Si le patriarche du clan Salion a donné son accord, celui du clan Gilsendë a dit « non ». D’après Kelvin, il n’a pas exactement utilisé ce terme ; c’était plus imagé, mais l’idée était la même. Le problème a été résolu par une adoption : Dairil Gilsendë Lothian est devenue une membre de plein droit du clan Salion.

Il y a eu une très belle cérémonie dans le domaine patrimonial du clan Salion, dans des montagnes à trois mille kilomètres de la capitale. Un peu tout le clan Salion y était pour accueillir la nouvelle venue, ainsi qu’un représentant du clan Gilsendë, qui fit la gueule pendant toute la partie officielle et ensuite s’amusa comme tout le monde. Arel m’a dit qu’il y avait d’autres membres du clan Gilsendë présents, mais qu’il ne fallait pas trop le dire fort.

J’ai fait pas mal de photos, ce qui a beaucoup amusé les convives ; ce n’est pas une coutume qui est très courante, dans cette culture. J’ai dû faire du tri : la plupart ne passaient pas les conditions d’utilisation du site.
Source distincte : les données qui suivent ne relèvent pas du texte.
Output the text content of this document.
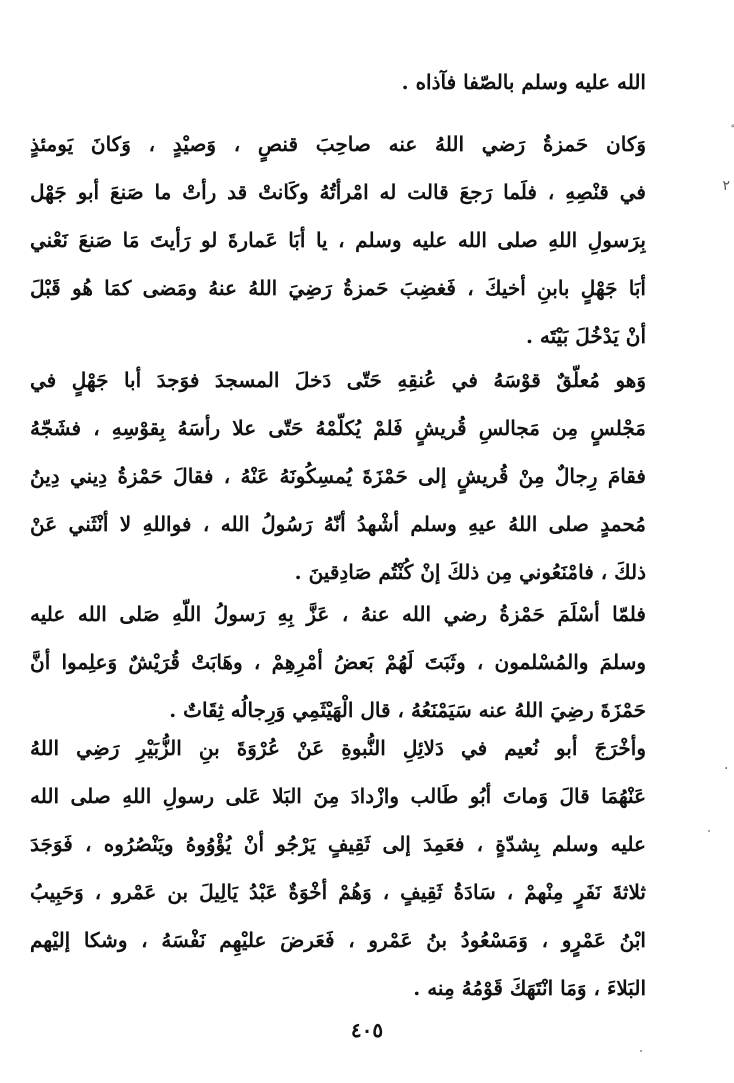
الله عليه وسلم بالصّفا فآذاه .
وَكان حَمزةُ رَضي اللهُ عنه صاحِبَ قنصٍ ، وَصيْدٍ ، وَكانَ يَومئذٍ
في قنْصِهِ ، فلَما رَجعَ قالت له امْرأتُهُ وكَانتْ قد رأتْ ما صَنعَ أبو جَهْل
بِرَسولِ اللهِ صلى الله عليه وسلم ، يا أبَا عَمارةَ لو رَأيتَ مَا صَنعَ نَعْني
أبَا جَهْلٍ بابنِ أخيكَ ، فَغضِبَ حَمزةُ رَضِيَ اللهُ عنهُ ومَضى كمَا هُو قَبْلَ
أنْ يَدْخُلَ بَيْتَه .
وَهو مُعلّقٌ قوْسَهُ في عُنقِهِ حَتّى دَخلَ المسجدَ فوَجدَ أبا جَهْلٍ في
مَجْلسٍ مِن مَجالسِ قُريشٍ فَلمْ يُكلّمْهُ حَتّى علا رأسَهُ بِقوْسِهِ ، فشَجّهُ
فقامَ رِجالٌ مِنْ قُريشٍ إلى حَمْزَةَ يُمسِكُونَهُ عَنْهُ ، فقالَ حَمْزةُ دِيني دِينُ
مُحمدٍ صلى اللهُ عيهِ وسلم أشْهدُ أنّهُ رَسُولُ الله ، فواللهِ لا أنْثَني عَنْ
ذلكَ ، فامْنَعُوني مِن ذلكَ إنْ كُنْتُم صَادِقينَ .
فلمّا أسْلَمَ حَمْزةُ رضي الله عنهُ ، عَزَّ بِهِ رَسولُ اللّهِ صَلى الله عليه
وسلمَ والمُسْلمون ، وثَبَتَ لَهُمْ بَعضُ أمْرِهِمْ ، وهَابَتْ قُرَيْشٌ وَعلِموا أنَّ
حَمْزَةَ رضِيَ اللهُ عنه سَيَمْنَعُهُ ، قال الْهَيْثَمِي وَرِجالُه ثِقَاتٌ .
وأخْرَجَ أبو نُعيم في دَلائِلِ النُّبوةِ عَنْ عُرْوَةَ بنِ الزُّبَيْرِ رَضِي اللهُ
عَنْهُمَا قالَ وَماتَ أبُو طَالب وازْدادَ مِنَ البَلا عَلى رسولِ اللهِ صلى الله
عليه وسلم بِشدّةٍ ، فعَمِدَ إلى ثَقِيفٍ يَرْجُو أنْ يُؤْوُوهُ ويَنْصُرُوه ، فَوَجَدَ
ثلاثةَ نَفَرٍ مِنْهمْ ، سَادَةُ ثَقِيفٍ ، وَهُمْ أخْوَةٌ عَبْدُ يَالِيلَ بن عَمْرو ، وَحَبِيبُ
ابْنُ عَمْرٍو ، وَمَسْعُودُ بنُ عَمْرو ، فَعَرضَ عليْهِم نَفْسَهُ ، وشكا إليْهم
البَلاءَ ، وَمَا انْتَهَكَ قَوْمُهُ مِنه .
٤٠٥
٢
٠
Ensuite, il y a eu une autre cérémonie ; les stellaires appellent ça aringen, c’est une union des corps et des âmes. Un truc très mystique qui implique une profession particulière, que l’on appelle telandili et qui est un croisement entre de la prêtrise et de la prostitution. Forcément, ça implique beaucoup de sexe.

Je n’y étais pas invité et c’était très bien ainsi.

Galadril

— Lensil, ma belle.

Sally se retourna ; elle se croyait seule dans le séjour du domaine montagnard. Arel et Rage étaient repartis pour la capitale, Kelvin et Florianne toujours dans leur retraite spirituo-sexuelle. Galadril se tenait devant elle, vêtue d’une robe couleur de terre.

Elle comprit tout de suite.

Elle passa une chemise légère ; c’était le milieu de l’été et, même à près de mille mètres d’altitude et à l’ombre, la chaleur en milieu de journée était accablante.

Galadril lui tendit sa main ; après un instant d’hésitation, elle la prit et fit un pas en avant –

— pour se retrouver dans le sable. Le bruit des vagues lui parvint en second ; elles étaient sur une plage.

— Wow.

— Bienvenue dans mon domaine. Mais je crains que le moment ne soit pas idéal pour une visite.

Sally se força à sourire. « Une autre fois, peut-être… »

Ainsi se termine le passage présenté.